# Doors to Paint



## NuView Painting (Sep 25, 2007)

Im using SW Promar 200 oil on the trim, they are living in the house no shed no extra space to spray the doors..the inside will be complete tomorrow for the exception of the doors.. whats the best way to do them take them outside and spray them ... or hang them back on the hinges and roll them out.. I wanted to spray them but i wont have a place to let them dry over night...also have some lover doors to repaint...give me your insight..thanks


----------



## Rich (Apr 26, 2007)

are these new doors? or are you just repainting? 
what style of doors? flat or with panels?


----------



## Workaholic (Apr 17, 2007)

It sounds like you have your answer, no place to spray, and not enough time to let dry. Sounds like it's time to go old school and do em by hand.


----------



## Kelly Painting (Apr 17, 2007)

Inside... roll on hinges.....I keep old hinges just for that purpose.
Throw them on... and paint over them.


----------



## Rich (Apr 26, 2007)

speaking of that...anyone use those hinge covers? they look like they'd actually work


----------



## NuView Painting (Sep 25, 2007)

They are existing louvered doors 
and new top and bottom panel doors..
i was brain storming and think im gonna line up all the doors and paint the hinge side all at once... let them tack up then hang them in place and roll them out.....fricking rain killing me..i was gonna whiten his lawn...lol


----------



## Tmrrptr (May 4, 2007)

Build a tent in a room, use fans to duct it outside, spray with hvlp.
It works!
r


----------



## Zip (Apr 18, 2007)

*Geeezzzeee*

Never ceases to amaze me the number of painters now days that can't simply do a brush job....or were they bidded to cheaply. How many doors?.....or should I ask how long it takes you to do a door with a brush?


----------



## Tmrrptr (May 4, 2007)

*guilty*



Zip said:


> Never ceases to amaze me the number of painters now days that can't simply do a brush job....


Hello Zip,

OK, I'll admit to that... I can do well, but not like some of the old school guys laying down alkyd products of days gone by.
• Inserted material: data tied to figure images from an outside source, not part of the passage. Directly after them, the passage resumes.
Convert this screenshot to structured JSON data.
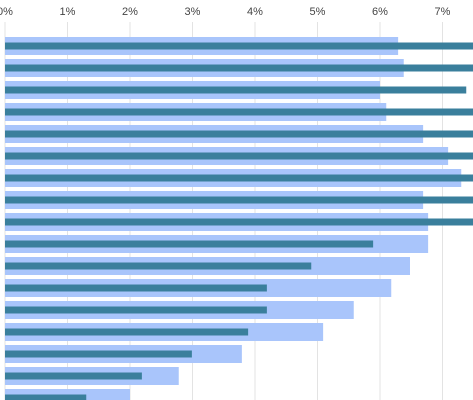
{
  "chart_data": {
    "type": "bar",
    "orientation": "horizontal",
    "xlim": [
      0,
      7.5
    ],
    "xticks": [
      {
        "value": 0,
        "label": "0%"
      },
      {
        "value": 1,
        "label": "1%"
      },
      {
        "value": 2,
        "label": "2%"
      },
      {
        "value": 3,
        "label": "3%"
      },
      {
        "value": 4,
        "label": "4%"
      },
      {
        "value": 5,
        "label": "5%"
      },
      {
        "value": 6,
        "label": "6%"
      },
      {
        "value": 7,
        "label": "7%"
      }
    ],
    "grid": true,
    "series": [
      {
        "color": "#a9c5fb",
        "values": [
          6.29,
          6.38,
          6.0,
          6.1,
          6.69,
          7.09,
          7.3,
          6.69,
          6.77,
          6.77,
          6.48,
          6.18,
          5.58,
          5.09,
          3.79,
          2.78,
          2.0
        ]
      },
      {
        "color": "#3a7f9c",
        "values": [
          7.6,
          7.6,
          7.38,
          7.6,
          7.6,
          7.6,
          7.6,
          7.6,
          7.5,
          5.89,
          4.9,
          4.19,
          4.19,
          3.89,
          2.99,
          2.19,
          1.3
        ]
      }
    ]
  }
}
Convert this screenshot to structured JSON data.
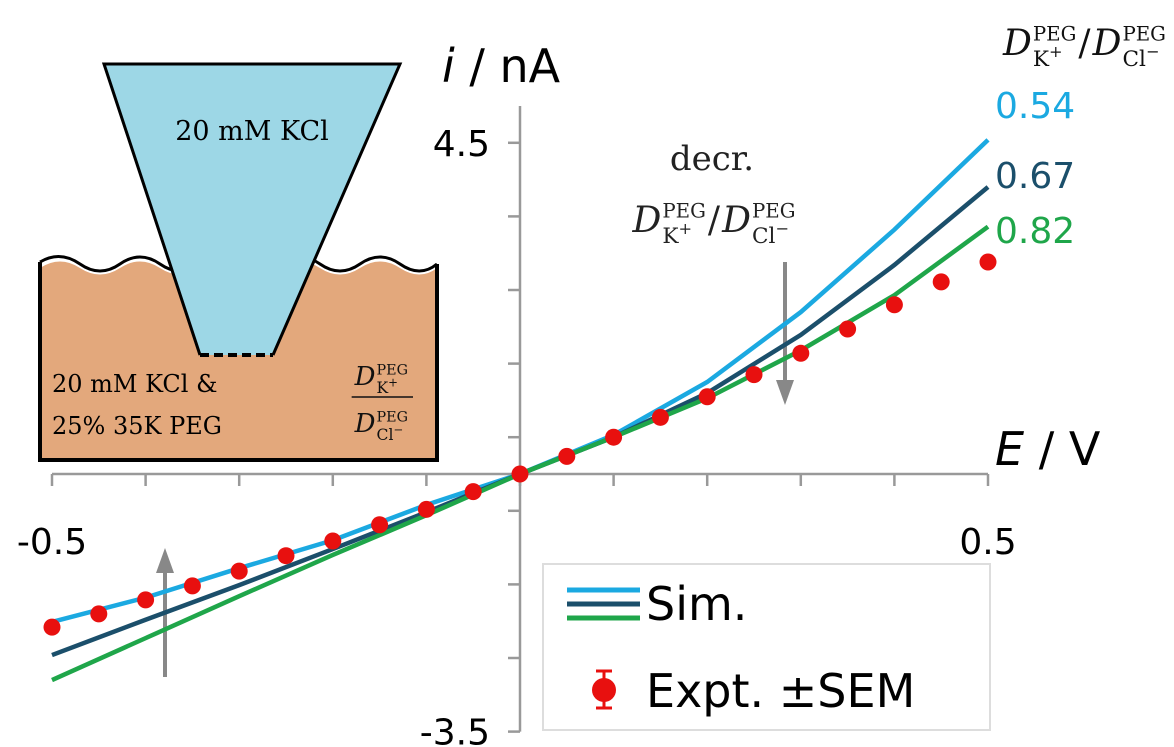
{
  "chart_data": {
    "type": "line",
    "x_label": {
      "symbol": "E",
      "unit": "/ V"
    },
    "y_label": {
      "symbol": "i",
      "unit": "/ nA"
    },
    "xlim": [
      -0.5,
      0.5
    ],
    "ylim": [
      -3.5,
      5
    ],
    "xticks": [
      -0.5,
      0.5
    ],
    "yticks": [
      -3.5,
      4.5
    ],
    "x_minor_ticks": [
      -0.4,
      -0.3,
      -0.2,
      -0.1,
      0,
      0.1,
      0.2,
      0.3,
      0.4
    ],
    "y_minor_ticks": [
      -2.5,
      -1.5,
      -0.5,
      0.5,
      1.5,
      2.5,
      3.5
    ],
    "ratio": {
      "symbol": "D",
      "superscript": "PEG",
      "cation": "K",
      "cation_charge": "+",
      "separator": "/",
      "anion": "Cl",
      "anion_charge": "−"
    },
    "annotation": "decr.",
    "series": [
      {
        "name": "0.54",
        "color": "#1ba9e1",
        "x": [
          -0.5,
          -0.4,
          -0.3,
          -0.2,
          -0.1,
          0,
          0.1,
          0.2,
          0.3,
          0.4,
          0.5
        ],
        "values": [
          -2.01,
          -1.68,
          -1.28,
          -0.9,
          -0.42,
          0,
          0.53,
          1.25,
          2.2,
          3.32,
          4.54
        ]
      },
      {
        "name": "0.67",
        "color": "#1b4f6b",
        "x": [
          -0.5,
          -0.4,
          -0.3,
          -0.2,
          -0.1,
          0,
          0.1,
          0.2,
          0.3,
          0.4,
          0.5
        ],
        "values": [
          -2.46,
          -1.98,
          -1.51,
          -1.02,
          -0.52,
          0,
          0.5,
          1.1,
          1.89,
          2.84,
          3.9
        ]
      },
      {
        "name": "0.82",
        "color": "#1fa64a",
        "x": [
          -0.5,
          -0.4,
          -0.3,
          -0.2,
          -0.1,
          0,
          0.1,
          0.2,
          0.3,
          0.4,
          0.5
        ],
        "values": [
          -2.8,
          -2.23,
          -1.66,
          -1.1,
          -0.56,
          0,
          0.5,
          1.03,
          1.68,
          2.43,
          3.36
        ]
      }
    ],
    "experiment": {
      "name": "Expt. ±SEM",
      "color": "#e8100f",
      "x": [
        -0.5,
        -0.45,
        -0.4,
        -0.35,
        -0.3,
        -0.25,
        -0.2,
        -0.15,
        -0.1,
        -0.05,
        0,
        0.05,
        0.1,
        0.15,
        0.2,
        0.25,
        0.3,
        0.35,
        0.4,
        0.45,
        0.5
      ],
      "values": [
        -2.08,
        -1.9,
        -1.71,
        -1.52,
        -1.32,
        -1.11,
        -0.91,
        -0.69,
        -0.48,
        -0.24,
        0,
        0.24,
        0.5,
        0.77,
        1.05,
        1.35,
        1.64,
        1.97,
        2.3,
        2.61,
        2.88
      ]
    },
    "legend": {
      "simulation": "Sim."
    },
    "inset": {
      "pipette": "20 mM KCl",
      "bath_line1": "20 mM KCl &",
      "bath_line2": "25% 35K PEG"
    }
  }
}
I would plead for a little bit of lenience for a cuple reasons, though.

We really appreciate water cleanup of the new products, but they just won't level out when hand tooled like that old leaded paint.
It can be 115 during our summer painting season here...
Our clients actually complain about handtool marks. They have said it looks "ropey." They expect a machine finish on everything, cookie cutter kids and a perfect husband/trophy wife.

We try flotrol type products, dedicated brushes, and mohair rollers, and they all do well, but I'd just as soon carry in the hvlp and build a tent quickly. We use LOTS of plastic!

Elsewhere someone said he could do a door w brush & mohair in 12 minutes and I believe it. In some cases we do so, not that quick, but I guess I've just gotten into spraying whenever possible.
r


----------



## NuView Painting (Sep 25, 2007)

....well after talking to him more...hes gonna give up the garage so i can spray them...Im gonna make 2 lines of 8 real tight together and like Tmrrptr said im gonna build a tent i have enuff plastic to cover the whole Gulf Coast..BLUE TARPS from Katrina.....and no they dont want that brush look even thou i can get it very close.. also Im a spray freak .. I spray every thing I can..that Titan is where my profit comes from...SO I gonna use it.....thanks for all yall comments


----------



## art (Dec 22, 2007)

Rich said:


> speaking of that...anyone use those hinge covers? they look like they'd actually work


yes, i have used the hinge covers they work great


----------



## FoilEffects (Dec 19, 2007)

Better question why oil? SW ProMar 200? SW makes a waterbased product which is more costly but IMO is much better. Try ProClassic and add a little Flotrol to it for better flow. It goes on like oil, easier to work with and best of all it is self leveling just like oil.


----------



## FoilEffects (Dec 19, 2007)

I forgot, with limited space you should simply brush and roll your doors and the ProClassic will definaly become your best friend.


----------